I’ve done a lot of writing in my life. Much of it has been heavily edited, often by multiple collaborators. I’ve done a lot of editing as well. Editing is a process I enjoy, and think I’m quite good at. This blog, in contrast, is almost entirely unedited. Early on, I made the strategic/tactical decision to focus my attention on expression, rather than craft. From time to time, I edit what I post here more comprehensively, but most of what you read here is the equivalent of a first or, at most, second draft. Hence the preponderance of commas, parentheses, em dashes, and the like. Those are sort of writing placeholders for “clarify/improve later” that I tend to leave in my pieces here.

Recently, I had an experience with an editor the likes of which I’ve never experienced. Our every interaction – starting with his introduction to me – featured (his) alpha male posturing, one-upmanship, patronizing tone, and subtle and not-so-subtle put-downs.

I’m intrigued by this. It’s rare that I have interactions of this sort with people, particularly around writing, where the ultimate goal is so uniformly shared. But this editor seems to imagine editing is a battle. He tallied my comments to his first rough edit – most of which were great, but which got some things just plain wrong, probably because my original text hadn’t been that clear in the first place – and he chastised me. Not for the quality of my comments (in the end, all but two resulted in changes/improvements to his attempts to improve my flawed text), but for their NUMBER. Apparently, the number of comments I offered in response to his edit was “excessive.”  He counted them. He told me. I think it was 18. The idea that one would limit the amount of effort one put in to making a text better – or that one would chafe at someone else’s doing that for no charge – is foreign to me. I think he understood me to be “defending” my version of what I wrote against his presumably “hostile” edits. This wasn’t what I was doing: I was working to clarify, to improve.
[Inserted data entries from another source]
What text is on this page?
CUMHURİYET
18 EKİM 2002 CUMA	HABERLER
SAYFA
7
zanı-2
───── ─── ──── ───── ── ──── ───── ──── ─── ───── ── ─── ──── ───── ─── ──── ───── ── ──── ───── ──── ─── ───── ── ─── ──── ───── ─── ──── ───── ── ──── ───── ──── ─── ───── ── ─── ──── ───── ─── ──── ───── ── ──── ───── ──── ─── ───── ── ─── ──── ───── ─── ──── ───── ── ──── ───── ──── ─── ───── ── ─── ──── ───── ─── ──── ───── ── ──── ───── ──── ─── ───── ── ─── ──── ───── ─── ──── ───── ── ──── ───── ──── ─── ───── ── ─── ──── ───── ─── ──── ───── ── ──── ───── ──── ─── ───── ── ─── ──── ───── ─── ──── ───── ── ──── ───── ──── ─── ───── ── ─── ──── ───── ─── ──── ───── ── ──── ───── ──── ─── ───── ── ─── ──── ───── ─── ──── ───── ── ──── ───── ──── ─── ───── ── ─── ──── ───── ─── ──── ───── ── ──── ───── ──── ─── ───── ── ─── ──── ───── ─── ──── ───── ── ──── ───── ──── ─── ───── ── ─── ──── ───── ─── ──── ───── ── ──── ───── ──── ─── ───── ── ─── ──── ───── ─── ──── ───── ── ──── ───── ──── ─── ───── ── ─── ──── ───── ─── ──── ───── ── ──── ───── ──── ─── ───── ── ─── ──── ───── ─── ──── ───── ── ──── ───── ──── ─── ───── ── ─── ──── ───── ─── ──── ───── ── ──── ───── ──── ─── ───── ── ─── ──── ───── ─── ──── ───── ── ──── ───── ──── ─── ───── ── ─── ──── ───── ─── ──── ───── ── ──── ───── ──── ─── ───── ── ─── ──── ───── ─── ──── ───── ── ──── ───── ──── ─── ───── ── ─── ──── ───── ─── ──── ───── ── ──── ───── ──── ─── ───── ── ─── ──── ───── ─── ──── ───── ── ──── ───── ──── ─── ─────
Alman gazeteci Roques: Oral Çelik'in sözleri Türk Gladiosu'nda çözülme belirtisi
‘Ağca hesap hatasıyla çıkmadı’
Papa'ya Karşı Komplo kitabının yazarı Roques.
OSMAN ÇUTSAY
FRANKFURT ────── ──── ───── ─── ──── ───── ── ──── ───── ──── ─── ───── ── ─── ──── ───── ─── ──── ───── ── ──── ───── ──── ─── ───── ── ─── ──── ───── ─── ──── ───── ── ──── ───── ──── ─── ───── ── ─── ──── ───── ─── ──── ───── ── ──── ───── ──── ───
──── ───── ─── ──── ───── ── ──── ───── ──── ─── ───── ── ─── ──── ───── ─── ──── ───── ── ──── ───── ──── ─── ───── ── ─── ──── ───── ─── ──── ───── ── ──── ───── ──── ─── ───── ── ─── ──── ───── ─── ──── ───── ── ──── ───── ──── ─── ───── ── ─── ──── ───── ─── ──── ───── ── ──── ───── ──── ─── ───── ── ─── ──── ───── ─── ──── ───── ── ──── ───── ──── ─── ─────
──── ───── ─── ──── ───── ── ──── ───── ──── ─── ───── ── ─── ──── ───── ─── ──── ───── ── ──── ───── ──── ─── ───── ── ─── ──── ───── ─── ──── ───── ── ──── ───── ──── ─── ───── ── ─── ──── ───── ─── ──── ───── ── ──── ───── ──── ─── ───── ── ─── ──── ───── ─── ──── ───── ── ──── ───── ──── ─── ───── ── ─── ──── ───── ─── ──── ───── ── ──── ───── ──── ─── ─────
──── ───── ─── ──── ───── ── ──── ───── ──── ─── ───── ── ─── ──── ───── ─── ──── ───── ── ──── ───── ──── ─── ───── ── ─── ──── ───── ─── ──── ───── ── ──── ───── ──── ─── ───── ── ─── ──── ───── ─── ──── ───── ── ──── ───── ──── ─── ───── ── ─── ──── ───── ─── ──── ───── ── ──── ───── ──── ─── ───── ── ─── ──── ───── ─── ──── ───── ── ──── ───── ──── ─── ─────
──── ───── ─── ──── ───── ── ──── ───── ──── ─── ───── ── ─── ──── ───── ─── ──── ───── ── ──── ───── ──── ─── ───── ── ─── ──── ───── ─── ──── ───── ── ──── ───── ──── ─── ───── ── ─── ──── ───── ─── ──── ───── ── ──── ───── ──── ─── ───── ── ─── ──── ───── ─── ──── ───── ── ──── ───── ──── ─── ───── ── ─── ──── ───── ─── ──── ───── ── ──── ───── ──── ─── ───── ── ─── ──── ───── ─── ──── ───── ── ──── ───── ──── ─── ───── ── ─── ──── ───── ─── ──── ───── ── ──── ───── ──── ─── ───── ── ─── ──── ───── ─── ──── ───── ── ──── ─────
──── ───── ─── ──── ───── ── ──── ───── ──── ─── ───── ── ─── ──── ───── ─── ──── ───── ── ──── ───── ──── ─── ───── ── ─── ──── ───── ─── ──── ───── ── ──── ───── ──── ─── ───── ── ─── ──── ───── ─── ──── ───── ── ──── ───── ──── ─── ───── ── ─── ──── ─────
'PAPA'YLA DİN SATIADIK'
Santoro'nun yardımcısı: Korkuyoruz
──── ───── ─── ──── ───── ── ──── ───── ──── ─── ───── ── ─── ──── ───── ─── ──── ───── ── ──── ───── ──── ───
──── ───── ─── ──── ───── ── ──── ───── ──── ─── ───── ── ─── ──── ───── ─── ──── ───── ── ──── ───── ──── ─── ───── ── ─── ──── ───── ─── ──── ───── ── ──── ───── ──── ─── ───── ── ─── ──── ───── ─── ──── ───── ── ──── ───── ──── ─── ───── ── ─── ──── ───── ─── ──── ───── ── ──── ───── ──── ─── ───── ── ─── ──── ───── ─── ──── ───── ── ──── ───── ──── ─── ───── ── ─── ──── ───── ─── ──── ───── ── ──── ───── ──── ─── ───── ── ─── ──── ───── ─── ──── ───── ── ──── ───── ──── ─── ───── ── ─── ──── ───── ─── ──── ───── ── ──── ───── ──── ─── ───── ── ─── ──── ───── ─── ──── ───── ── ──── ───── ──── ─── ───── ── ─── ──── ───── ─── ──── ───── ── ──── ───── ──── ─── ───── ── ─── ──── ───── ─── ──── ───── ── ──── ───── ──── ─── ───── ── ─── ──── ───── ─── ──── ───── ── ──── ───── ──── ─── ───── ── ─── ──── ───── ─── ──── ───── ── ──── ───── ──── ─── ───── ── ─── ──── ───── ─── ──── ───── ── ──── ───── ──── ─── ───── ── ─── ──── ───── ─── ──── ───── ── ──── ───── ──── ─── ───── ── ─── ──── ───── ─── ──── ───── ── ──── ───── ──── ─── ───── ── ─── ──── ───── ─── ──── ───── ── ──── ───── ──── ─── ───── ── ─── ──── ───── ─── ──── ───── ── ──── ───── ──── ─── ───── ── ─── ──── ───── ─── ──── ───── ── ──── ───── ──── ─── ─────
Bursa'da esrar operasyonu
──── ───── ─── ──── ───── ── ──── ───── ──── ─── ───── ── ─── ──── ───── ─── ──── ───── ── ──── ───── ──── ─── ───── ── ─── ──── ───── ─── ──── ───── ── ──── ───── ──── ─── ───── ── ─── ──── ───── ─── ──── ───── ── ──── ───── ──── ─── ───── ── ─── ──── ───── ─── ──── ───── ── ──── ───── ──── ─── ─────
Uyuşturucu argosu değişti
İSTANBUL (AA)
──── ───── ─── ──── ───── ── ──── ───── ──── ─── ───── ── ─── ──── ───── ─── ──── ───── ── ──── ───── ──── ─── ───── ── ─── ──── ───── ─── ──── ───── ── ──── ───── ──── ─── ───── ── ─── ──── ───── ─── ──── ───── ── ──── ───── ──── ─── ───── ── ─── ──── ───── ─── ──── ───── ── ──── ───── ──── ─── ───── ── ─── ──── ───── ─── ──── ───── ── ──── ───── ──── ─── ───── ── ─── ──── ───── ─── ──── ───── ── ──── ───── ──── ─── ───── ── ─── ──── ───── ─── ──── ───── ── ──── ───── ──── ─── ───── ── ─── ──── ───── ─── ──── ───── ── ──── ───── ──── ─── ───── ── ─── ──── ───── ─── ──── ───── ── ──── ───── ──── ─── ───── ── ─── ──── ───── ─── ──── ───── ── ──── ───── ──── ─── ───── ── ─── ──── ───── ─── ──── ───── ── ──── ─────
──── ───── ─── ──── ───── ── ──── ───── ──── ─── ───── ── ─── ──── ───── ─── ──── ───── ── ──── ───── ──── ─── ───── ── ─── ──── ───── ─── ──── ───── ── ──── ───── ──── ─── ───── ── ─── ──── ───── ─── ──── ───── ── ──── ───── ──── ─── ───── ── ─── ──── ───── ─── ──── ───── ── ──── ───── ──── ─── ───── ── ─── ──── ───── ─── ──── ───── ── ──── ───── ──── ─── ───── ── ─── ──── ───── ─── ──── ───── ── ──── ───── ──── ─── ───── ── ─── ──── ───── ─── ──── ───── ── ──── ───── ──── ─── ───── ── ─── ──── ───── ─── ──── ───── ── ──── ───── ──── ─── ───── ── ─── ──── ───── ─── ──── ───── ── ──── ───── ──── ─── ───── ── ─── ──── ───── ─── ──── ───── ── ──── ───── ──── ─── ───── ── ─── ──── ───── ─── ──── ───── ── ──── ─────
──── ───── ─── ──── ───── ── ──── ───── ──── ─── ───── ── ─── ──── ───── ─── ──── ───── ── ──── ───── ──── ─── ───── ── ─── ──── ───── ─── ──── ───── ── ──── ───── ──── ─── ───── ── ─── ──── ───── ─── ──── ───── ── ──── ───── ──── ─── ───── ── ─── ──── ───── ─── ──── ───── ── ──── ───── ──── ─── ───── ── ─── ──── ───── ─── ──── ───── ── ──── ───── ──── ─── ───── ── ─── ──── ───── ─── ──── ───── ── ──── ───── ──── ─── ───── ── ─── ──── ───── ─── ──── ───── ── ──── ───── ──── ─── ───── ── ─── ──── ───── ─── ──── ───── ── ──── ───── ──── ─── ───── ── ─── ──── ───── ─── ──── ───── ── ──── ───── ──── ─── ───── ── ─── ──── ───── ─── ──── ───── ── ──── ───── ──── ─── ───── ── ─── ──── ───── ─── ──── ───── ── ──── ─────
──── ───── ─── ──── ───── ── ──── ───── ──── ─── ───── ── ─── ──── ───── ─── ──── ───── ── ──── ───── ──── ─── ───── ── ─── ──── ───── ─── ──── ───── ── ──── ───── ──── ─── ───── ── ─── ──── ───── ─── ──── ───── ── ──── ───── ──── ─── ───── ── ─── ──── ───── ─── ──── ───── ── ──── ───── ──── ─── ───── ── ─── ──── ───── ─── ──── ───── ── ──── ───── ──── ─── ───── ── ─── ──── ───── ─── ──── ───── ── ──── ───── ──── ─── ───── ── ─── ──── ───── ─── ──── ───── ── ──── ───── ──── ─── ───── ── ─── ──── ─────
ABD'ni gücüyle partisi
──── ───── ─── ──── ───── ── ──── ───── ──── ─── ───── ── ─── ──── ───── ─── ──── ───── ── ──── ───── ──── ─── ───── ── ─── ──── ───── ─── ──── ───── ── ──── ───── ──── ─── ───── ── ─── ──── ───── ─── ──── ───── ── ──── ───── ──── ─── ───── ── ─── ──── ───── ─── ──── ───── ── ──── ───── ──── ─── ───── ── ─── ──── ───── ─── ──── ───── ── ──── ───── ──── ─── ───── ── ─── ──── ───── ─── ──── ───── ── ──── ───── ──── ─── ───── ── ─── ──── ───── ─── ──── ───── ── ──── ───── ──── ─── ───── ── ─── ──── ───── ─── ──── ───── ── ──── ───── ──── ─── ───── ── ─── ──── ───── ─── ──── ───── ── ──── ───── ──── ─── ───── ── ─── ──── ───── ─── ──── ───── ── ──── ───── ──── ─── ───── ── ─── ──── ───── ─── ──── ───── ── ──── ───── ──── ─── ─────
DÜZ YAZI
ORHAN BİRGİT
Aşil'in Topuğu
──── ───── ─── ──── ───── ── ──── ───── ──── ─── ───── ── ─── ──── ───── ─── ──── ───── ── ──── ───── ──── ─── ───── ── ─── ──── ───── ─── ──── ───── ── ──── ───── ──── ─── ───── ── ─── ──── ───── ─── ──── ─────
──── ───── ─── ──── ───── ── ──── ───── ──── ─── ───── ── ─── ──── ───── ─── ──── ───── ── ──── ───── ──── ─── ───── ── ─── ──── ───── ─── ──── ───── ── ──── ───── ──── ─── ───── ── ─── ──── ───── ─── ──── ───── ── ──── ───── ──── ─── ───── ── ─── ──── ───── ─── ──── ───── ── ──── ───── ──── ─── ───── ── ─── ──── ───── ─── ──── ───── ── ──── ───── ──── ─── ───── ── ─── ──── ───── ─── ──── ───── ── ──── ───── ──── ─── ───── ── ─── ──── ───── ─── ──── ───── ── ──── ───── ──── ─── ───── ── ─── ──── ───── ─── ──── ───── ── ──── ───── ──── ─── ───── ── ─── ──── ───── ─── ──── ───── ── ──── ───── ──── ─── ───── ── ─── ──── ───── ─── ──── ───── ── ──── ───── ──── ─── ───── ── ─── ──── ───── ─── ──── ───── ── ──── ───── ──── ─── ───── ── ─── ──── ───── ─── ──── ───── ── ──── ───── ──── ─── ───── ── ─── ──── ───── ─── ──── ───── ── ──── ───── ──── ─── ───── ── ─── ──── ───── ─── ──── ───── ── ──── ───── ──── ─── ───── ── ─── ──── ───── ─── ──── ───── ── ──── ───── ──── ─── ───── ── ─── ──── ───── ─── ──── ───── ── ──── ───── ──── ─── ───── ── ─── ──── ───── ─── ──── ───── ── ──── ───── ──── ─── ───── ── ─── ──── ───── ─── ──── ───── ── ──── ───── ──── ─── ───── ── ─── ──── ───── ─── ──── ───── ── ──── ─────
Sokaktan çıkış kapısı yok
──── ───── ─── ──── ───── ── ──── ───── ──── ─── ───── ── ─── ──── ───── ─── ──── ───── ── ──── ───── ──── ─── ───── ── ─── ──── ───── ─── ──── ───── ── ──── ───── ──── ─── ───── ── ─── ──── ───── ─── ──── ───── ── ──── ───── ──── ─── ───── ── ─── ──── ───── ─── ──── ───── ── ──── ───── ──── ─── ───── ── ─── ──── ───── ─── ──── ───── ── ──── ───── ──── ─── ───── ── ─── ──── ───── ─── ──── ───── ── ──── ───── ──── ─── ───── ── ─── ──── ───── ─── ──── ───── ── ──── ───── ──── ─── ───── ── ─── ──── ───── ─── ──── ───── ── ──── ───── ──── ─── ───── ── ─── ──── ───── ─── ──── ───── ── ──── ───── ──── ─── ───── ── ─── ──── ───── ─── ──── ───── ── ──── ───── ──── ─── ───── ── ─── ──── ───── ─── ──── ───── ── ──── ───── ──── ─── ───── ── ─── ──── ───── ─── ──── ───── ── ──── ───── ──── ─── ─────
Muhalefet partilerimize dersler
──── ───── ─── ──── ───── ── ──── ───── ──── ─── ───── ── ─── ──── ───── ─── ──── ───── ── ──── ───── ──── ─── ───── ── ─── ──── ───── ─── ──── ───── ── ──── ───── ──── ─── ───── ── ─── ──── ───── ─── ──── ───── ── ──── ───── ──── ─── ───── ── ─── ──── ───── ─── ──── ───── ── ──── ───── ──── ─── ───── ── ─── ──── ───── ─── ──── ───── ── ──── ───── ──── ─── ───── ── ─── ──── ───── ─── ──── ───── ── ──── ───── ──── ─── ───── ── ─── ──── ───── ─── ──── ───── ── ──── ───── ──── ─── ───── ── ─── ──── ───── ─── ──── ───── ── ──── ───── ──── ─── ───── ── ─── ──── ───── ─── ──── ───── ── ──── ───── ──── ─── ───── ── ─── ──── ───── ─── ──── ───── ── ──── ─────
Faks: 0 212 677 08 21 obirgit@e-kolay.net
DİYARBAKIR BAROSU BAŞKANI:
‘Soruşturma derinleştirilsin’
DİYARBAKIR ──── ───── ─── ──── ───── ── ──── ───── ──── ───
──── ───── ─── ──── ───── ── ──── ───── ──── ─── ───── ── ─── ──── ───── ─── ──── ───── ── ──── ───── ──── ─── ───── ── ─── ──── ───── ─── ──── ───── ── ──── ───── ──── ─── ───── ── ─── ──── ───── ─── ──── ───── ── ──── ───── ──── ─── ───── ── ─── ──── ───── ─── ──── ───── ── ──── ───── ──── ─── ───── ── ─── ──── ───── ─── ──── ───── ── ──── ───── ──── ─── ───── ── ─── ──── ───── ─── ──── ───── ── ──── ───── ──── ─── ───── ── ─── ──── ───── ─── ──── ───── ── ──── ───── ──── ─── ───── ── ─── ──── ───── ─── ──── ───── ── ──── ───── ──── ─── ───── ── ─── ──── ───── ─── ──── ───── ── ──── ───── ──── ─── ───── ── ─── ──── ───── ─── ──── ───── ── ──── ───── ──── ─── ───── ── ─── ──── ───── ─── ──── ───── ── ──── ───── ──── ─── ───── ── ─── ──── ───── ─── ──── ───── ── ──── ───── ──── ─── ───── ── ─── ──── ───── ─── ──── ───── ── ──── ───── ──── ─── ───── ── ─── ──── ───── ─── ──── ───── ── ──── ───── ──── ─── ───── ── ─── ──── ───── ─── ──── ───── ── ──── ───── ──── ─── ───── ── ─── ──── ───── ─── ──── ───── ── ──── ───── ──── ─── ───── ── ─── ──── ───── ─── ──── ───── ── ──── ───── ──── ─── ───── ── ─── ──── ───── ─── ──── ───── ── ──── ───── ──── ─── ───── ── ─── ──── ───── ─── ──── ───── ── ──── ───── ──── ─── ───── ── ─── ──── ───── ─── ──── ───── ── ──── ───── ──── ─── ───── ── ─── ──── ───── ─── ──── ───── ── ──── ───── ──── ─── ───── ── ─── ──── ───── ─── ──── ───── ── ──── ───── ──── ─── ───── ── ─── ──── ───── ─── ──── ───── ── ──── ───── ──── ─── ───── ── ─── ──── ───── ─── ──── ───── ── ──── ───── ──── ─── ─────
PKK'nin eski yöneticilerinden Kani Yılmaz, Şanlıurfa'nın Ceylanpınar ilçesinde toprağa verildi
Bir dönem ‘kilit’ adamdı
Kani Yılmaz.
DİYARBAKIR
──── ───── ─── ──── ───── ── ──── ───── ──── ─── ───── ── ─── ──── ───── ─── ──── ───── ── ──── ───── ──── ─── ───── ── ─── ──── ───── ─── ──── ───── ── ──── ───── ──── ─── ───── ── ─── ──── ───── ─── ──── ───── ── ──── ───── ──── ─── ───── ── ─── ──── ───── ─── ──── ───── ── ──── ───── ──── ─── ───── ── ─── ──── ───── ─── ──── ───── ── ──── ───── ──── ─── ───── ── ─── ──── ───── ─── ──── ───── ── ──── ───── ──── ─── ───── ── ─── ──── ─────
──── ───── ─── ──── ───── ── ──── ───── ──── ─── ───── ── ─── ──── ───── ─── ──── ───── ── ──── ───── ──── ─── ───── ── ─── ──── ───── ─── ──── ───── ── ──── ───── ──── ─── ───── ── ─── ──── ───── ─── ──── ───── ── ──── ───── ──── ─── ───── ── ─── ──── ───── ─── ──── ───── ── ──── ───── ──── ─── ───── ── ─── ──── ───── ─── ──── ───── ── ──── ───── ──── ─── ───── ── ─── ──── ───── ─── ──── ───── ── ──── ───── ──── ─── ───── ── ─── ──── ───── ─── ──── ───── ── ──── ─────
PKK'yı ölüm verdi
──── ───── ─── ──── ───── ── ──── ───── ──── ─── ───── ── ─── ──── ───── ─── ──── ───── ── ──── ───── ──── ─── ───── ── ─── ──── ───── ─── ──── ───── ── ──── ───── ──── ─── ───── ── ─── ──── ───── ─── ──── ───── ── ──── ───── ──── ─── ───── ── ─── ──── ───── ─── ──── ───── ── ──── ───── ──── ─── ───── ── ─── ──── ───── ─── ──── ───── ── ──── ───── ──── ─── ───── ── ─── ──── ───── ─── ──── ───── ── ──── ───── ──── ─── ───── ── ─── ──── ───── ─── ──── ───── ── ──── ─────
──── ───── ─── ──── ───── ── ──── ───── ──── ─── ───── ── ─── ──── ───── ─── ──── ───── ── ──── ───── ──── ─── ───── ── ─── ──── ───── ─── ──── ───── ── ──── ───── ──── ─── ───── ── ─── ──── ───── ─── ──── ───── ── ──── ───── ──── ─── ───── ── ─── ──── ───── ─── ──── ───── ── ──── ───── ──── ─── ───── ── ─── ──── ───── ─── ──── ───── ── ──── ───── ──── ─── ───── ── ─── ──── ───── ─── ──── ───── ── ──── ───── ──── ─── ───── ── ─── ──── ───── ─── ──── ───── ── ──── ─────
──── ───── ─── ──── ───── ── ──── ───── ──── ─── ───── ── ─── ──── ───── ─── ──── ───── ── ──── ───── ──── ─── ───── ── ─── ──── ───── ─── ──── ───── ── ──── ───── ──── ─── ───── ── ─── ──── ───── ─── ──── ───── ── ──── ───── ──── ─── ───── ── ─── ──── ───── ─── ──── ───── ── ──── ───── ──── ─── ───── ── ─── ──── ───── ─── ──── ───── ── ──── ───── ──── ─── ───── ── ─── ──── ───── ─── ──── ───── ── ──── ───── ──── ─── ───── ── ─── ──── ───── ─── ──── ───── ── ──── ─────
He characterized what I was doing as “fighting for” my version over his. The transcript doesn’t support this interpretation. In my comments, I tried to communicate my meaning more comprehensively. He tried to justify, explain, defend his edits, often on grammatical terms. (My grammar, you’ll have noticed, is perfect.) I said to him repeatedly that the only thing I was fighting for was a better piece, that the editing process was improving it, that I was grateful for that.

It’s clear that, in his eyes, his edits can’t be improved by greater access to my meaning, to my intent. And that in every back-and-forth between us about an edit, there was a winner and a loser.

This approach to writing, to editing, is just inimical to how I think.

And/but…. the editing was helpful. At the end of the day, the piece was better for his having edited it. And I find myself questioning my impulses, my reactions. Was I difficult? Was I fighting him? I don’t think so. Honestly.

And I’m left wondering about whether I want to write more for/with this editor. (It should be noted, whatever it was I thought I would get out of writing the piece, I didn’t get. Not in the way of pleasure, engagement, stimulation – nothing.)

So the question is – do I try again? Or do I let it rest?